Specifically, Minkowitz said his five-year-old son, Meir, already has a sense of duty. When students or guests come over, Minkowitz said Meir tries to teach them what he knows about Judaism.

“That’s very powerful because my son gets that sense from living here and a place where he’s in a situation of leadership, if you will, even though he’s five, and he’s not a leader in a real capacity,” Minkowitz said. “He gets that we are here with a mission to [support] others, and he feels the same way.”

Recently, Chabad at Elon was in the news after gunshots were fired outside the center as students and Minkowitz’s family broke their fast to celebrate Yom Kippur.

Minkowitz said while he is helping the town of Elon Police make sure it never happens again, his job, now more than ever, is to make sure students feel a sense of physical and emotional safety at Chabad.

Truitt Drive, where the Chabad center is located, was shut down on the night of the incident. Minkowitz said he received several texts from current and past students asking if everything was okay.

“I didn’t want to tell the students everything’s okay and potentially put them in harm’s way by pretending that there’s no danger,” Minkowitz said. “I also didn’t want to alarm students and tell them there’s some kind of impending danger on us. So, I had to sort of walk this fine line at the time of neither quelling their fears nor, you know, amplifying them.”

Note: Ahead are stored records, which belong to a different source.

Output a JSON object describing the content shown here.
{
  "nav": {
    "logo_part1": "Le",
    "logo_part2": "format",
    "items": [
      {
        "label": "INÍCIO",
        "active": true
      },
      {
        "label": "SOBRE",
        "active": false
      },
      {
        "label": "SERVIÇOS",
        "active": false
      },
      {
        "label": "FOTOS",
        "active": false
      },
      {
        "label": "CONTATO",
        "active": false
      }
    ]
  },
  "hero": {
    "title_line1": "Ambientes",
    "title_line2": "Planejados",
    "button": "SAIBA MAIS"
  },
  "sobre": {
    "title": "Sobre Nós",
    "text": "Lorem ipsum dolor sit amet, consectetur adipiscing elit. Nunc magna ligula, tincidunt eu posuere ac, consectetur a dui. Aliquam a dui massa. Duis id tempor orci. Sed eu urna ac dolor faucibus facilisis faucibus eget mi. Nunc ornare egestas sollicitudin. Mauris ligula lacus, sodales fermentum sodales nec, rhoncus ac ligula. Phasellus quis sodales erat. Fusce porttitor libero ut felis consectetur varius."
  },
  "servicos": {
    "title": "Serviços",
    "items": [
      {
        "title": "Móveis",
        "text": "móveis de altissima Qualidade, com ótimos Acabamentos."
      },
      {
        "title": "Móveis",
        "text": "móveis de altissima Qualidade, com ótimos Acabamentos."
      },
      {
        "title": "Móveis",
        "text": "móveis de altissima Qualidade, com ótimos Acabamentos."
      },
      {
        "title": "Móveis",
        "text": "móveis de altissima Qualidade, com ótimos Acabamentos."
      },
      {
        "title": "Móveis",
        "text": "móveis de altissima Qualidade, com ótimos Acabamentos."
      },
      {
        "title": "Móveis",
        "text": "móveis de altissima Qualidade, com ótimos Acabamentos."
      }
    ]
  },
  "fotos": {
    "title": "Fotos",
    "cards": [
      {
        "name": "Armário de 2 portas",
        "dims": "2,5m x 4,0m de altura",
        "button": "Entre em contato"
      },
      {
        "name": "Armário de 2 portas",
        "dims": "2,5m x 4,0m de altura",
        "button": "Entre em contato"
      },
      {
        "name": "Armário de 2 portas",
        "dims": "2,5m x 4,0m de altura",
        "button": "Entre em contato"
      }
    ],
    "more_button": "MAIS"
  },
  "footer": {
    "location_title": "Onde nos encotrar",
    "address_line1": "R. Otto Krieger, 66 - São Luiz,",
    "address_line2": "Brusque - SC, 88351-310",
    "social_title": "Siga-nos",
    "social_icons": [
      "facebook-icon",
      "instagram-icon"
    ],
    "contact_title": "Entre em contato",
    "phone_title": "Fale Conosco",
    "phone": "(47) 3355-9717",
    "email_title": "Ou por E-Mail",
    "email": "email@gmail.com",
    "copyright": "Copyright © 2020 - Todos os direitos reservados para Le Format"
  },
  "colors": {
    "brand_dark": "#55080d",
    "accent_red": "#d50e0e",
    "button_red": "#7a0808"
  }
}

Jon Dooley, vice president for student life, is one of the guests whom Meir has taught about Judaism. This was during Chabad’s Shabbat dinner after the incident, and Dooley said he appreciated the opportunity to attend this particularly meaningful event. 

“The work that Rabbi Mendy and Rivka are doing with Chabad continues to enrich the Elon student experience and contribute to a thriving, pluralistic Jewish community at the university,” Dooley said. 

Herbert, who attends Shabbat dinner every Friday, said one of her favorite anecdotes from these weekly dinners are Minkowitz’s “dad jokes.”

“Anytime he’s making a speech, he’ll start off with: ‘I promise this will only take two minutes,’ but then ends up taking 10 minutes,” Herbert said. “And of the 10 minutes, about seven of them are spent trying to make a joke, and sometimes they’re funny. Most times they’re kind of cringy.”

Herbert said she always laughs because she genuinely appreciates him trying to relate to his students.

“Mendy is so involved with our journeys as students, as people, as young adults,” Herbert said. “He is always making himself available for us.”

Looking back at her time at Elon, Nasser said Chabad has become her home. She said she appreciates Minkowitz’s work to get Chabad acknowledged by the university as an on campus group and “loves to hype him up.”

“They always reach out to me and make sure I’m doing well,” Nasser said. “When I was abroad, they made sure to reach out and see how I was doing and that I had a place to go for the holidays. They have brought me food when I’m sick and know my family too. They are my extended family.”